Ahh that makes sense then. Yeah it would be best to get them onto something less sugary. TBH I'm thinking of changing the good doer down to something with less sugar as it's not all that low (even though it's labelled as a good doer) but I've only just changed his supplement so don't like to change too much at once!

Horse feed is a minefield!


----------



## RachJeremy (Sep 14, 2012)

https://www.instagram.com/rach46773/

Go to the Link, the latest pictures of my colt and filly are on there XD both are rather plump!


----------



## RachJeremy (Sep 14, 2012)

Teddy-dog said:


> Ahh that makes sense then. Yeah it would be best to get them onto something less sugary. TBH I'm thinking of changing the good doer down to something with less sugar as it's not all that low (even though it's labelled as a good doer) but I've only just changed his supplement so don't like to change too much at once!
> 
> Horse feed is a minefield!


It really is! XD you'd of thought it'd be a lot easier to sort out... But no! 
My older horse, is literally on Dodsen and Horrell Safe and Sound, been on it for years now and it works for him... But my filly, Skye won't touch it! >.< Tetley, my colt eats anything put in front of him... So i just give him a token of chaff and pony nuts at the moment so he can have his turmeric. Skye gets a pasture mix and chaff, or nuts and chaff depending on what we have. But i want to have her back on a balancer, and put Tetley on a balancer too. I've had Skye on TopSpec, and she's fine on that, so i might just put them back onto that. :\


----------



## Teddy-dog (Nov 2, 2017)

RachJeremy said:


> https://www.instagram.com/rach46773/
> 
> Go to the Link, the latest pictures of my colt and filly are on there XD both are rather plump!
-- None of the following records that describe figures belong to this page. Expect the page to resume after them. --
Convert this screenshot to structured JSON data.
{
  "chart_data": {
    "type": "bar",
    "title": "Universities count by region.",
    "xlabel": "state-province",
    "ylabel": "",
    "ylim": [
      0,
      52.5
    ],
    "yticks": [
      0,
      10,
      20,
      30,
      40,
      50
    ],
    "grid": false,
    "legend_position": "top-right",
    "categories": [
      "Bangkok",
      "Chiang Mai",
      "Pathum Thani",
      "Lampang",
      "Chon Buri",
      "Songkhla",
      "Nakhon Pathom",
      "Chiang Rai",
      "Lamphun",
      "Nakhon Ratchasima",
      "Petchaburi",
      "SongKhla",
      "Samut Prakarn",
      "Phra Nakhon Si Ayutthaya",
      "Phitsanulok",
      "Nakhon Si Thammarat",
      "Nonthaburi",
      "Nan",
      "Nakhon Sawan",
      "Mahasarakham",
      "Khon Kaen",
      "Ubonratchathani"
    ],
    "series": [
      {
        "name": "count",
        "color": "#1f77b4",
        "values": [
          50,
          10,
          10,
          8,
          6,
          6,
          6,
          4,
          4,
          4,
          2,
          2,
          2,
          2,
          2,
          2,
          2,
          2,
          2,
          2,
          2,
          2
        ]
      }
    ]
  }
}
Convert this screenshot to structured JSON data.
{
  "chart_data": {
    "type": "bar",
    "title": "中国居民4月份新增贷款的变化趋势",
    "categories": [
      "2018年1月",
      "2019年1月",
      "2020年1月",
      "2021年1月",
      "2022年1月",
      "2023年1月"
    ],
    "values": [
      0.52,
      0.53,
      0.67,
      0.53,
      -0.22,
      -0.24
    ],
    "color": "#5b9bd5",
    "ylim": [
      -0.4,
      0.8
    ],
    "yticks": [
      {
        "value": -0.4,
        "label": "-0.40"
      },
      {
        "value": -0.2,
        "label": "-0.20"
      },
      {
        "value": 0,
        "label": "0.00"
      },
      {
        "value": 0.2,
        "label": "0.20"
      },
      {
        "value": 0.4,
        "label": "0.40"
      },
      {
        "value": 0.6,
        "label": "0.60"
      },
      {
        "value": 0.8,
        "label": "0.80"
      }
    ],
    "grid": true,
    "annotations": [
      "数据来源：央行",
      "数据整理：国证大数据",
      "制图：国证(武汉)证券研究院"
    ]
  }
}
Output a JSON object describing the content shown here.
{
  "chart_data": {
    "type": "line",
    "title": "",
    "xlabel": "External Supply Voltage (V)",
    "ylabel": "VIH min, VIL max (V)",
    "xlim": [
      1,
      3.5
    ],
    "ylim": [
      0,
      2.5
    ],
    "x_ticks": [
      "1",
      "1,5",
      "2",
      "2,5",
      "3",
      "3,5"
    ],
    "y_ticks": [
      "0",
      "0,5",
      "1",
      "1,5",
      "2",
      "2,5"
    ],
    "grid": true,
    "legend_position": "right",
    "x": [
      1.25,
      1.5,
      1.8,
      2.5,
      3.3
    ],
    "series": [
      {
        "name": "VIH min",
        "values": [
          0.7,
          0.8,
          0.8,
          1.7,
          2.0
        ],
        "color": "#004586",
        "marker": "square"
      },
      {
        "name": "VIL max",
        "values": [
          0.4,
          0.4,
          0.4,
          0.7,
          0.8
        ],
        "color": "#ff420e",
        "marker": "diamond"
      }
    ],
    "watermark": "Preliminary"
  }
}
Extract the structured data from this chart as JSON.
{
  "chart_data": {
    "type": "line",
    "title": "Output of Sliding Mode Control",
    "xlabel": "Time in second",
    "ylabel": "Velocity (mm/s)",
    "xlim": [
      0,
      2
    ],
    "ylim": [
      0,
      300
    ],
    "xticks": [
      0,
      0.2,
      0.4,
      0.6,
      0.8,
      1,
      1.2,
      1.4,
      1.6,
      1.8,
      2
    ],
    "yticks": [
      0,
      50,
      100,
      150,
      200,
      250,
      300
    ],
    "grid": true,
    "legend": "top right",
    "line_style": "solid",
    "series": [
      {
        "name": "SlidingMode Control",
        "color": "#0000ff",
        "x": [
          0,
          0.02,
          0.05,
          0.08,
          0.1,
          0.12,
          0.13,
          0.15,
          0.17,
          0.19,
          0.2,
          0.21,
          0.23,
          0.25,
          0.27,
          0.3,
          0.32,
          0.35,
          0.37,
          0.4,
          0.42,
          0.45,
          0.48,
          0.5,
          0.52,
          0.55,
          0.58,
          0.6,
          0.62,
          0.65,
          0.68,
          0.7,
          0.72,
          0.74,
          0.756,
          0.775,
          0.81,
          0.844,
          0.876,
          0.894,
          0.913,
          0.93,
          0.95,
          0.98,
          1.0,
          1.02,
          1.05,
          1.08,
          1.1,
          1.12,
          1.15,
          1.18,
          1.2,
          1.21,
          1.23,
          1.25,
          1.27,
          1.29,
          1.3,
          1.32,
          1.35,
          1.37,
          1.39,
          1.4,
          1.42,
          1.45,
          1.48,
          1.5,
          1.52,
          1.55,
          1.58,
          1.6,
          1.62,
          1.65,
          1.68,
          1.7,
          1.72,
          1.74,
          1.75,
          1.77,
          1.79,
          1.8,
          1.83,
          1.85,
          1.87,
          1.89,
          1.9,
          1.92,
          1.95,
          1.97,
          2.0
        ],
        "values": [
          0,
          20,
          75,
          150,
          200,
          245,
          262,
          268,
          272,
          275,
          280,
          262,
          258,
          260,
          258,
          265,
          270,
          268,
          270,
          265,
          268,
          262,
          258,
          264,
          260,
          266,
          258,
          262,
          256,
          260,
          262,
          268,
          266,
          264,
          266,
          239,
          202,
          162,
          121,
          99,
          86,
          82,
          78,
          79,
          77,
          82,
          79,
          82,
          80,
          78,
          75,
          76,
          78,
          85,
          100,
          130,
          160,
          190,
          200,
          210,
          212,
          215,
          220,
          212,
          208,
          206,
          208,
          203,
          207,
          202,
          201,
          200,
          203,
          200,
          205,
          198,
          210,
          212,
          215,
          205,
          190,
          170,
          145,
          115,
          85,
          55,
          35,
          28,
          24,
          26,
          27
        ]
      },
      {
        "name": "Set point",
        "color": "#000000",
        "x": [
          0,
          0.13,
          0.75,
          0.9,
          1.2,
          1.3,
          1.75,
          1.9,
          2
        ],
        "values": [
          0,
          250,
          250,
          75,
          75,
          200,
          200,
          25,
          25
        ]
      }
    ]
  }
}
Ahh they're lovely - and looking very well


----------



## RachJeremy (Sep 14, 2012)

Teddy-dog said:


> Ahh they're lovely - and looking very well


Looking very plump! XD To be fair, the colt has lost a considerable amount of weight since we got him, he came to us resembling a pot-bellied pig ahaha.

Skye just loves her food and is like her mum, just has to look at food and she puts on weight!


----------